Microscopic mechanism of the L12–D019 phase transformation in a Co-base single crystal superalloy
Nicolas Karpstein, Guillaume Laplanche, Aparna Saksena, Rico Zehl, A. Bezold, Oliver Martin Horst, David Bürger, Aleksander Kostka, Christopher H. Zenk, Steffen Neumeier, Baptiste Gault, Alfred Ludwig, Suzana G. Fries, Erdmann Spiecker
Abstract
In γ′-strengthened superalloys based on the Co-Al-W system, the stability of the γ′ phase is often limited, as it is found to transform into other phases such as B2 and D0 19 after long-term annealing.

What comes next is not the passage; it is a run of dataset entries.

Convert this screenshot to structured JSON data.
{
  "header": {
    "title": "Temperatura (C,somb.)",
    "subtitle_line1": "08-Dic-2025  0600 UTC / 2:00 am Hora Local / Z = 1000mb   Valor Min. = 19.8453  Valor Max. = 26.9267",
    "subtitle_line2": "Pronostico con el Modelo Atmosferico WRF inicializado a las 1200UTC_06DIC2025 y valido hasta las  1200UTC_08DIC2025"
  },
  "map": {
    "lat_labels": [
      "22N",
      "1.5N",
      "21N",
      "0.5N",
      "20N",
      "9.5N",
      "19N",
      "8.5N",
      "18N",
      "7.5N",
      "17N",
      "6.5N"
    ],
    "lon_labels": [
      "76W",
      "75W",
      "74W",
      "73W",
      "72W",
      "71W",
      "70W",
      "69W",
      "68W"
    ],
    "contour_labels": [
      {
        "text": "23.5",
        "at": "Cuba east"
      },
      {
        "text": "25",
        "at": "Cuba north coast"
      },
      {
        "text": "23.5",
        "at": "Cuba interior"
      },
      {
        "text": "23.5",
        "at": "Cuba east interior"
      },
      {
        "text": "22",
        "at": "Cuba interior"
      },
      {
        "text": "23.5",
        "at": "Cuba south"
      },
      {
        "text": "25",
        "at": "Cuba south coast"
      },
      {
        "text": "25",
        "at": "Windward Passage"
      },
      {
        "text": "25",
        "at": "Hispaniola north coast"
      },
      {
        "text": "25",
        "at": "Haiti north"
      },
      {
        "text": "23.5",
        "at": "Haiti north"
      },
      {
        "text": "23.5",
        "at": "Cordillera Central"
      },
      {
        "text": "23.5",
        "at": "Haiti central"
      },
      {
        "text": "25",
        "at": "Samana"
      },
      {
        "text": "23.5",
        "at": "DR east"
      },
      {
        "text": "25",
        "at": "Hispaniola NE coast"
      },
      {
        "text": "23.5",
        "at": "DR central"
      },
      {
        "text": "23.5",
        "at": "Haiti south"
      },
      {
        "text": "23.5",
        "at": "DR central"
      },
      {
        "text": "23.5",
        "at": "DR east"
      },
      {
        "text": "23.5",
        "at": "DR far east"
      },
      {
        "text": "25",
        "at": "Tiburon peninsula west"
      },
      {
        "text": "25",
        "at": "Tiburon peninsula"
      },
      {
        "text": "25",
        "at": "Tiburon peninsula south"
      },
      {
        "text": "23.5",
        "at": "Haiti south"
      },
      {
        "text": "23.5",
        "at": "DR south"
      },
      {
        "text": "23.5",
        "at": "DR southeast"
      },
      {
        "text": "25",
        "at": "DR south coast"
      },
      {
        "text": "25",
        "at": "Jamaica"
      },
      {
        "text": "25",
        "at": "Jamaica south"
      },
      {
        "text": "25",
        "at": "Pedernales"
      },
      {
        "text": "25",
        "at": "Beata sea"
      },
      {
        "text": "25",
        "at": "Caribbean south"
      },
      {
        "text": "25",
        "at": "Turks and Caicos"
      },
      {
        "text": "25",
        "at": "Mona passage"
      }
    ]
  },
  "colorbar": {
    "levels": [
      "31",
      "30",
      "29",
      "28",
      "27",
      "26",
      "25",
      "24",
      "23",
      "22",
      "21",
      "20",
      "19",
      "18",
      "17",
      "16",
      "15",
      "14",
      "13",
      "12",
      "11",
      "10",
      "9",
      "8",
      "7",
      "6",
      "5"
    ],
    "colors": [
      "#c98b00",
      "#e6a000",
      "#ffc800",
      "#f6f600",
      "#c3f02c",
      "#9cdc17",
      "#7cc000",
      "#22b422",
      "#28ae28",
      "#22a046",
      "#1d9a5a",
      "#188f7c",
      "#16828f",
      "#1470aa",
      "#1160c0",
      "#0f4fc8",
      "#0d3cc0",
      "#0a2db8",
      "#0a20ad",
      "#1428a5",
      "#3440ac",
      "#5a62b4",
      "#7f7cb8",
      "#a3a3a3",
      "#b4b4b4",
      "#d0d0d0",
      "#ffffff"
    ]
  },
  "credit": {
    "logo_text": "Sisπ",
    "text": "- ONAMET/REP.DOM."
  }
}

To explore the details behind the annealing-induced transformation from the metastable L1 2 -γ′ phase to the thermodynamically stable D0 19 -χ phase in the single-crystalline Co-base superalloy ERBOCo-VF60 (Co 79.8 Al 8.9 W 9.0 Ta 2.3 in at.%), scanning transmission electron microscopy and atom probe tomography are employed. Due to the structural similarity between the L1 2 and D0 19 structures, coherent plate-shaped χ precipitates are formed in the γ/γ′ microstructure parallel to { 111 } planes through a shear-based transformation mechanism. While the χ phase precipitates slowly during isothermal aging, its formation can be significantly accelerated locally by coating the superalloy with a Cr-rich layer, which indirectly stabilizes the χ phase as revealed by thermodynamic calculations . This procedure allowed us to obtain an intermediate (incomplete) state of χ-phase formation in terms of both crystal structure and composition. By characterizing the partial dislocations at the tip of growing χ precipitates, the microscopic details of the shear-based cubic-to-hexagonal transformation from L1 2 to D0 19 are uncovered. The compositional aspect of the transformation involves a significant diffusion-mediated enrichment of W in the χ phase, accompanied by a simultaneous W depletion in the γ′ phase, leading to its transformation to the γ phase.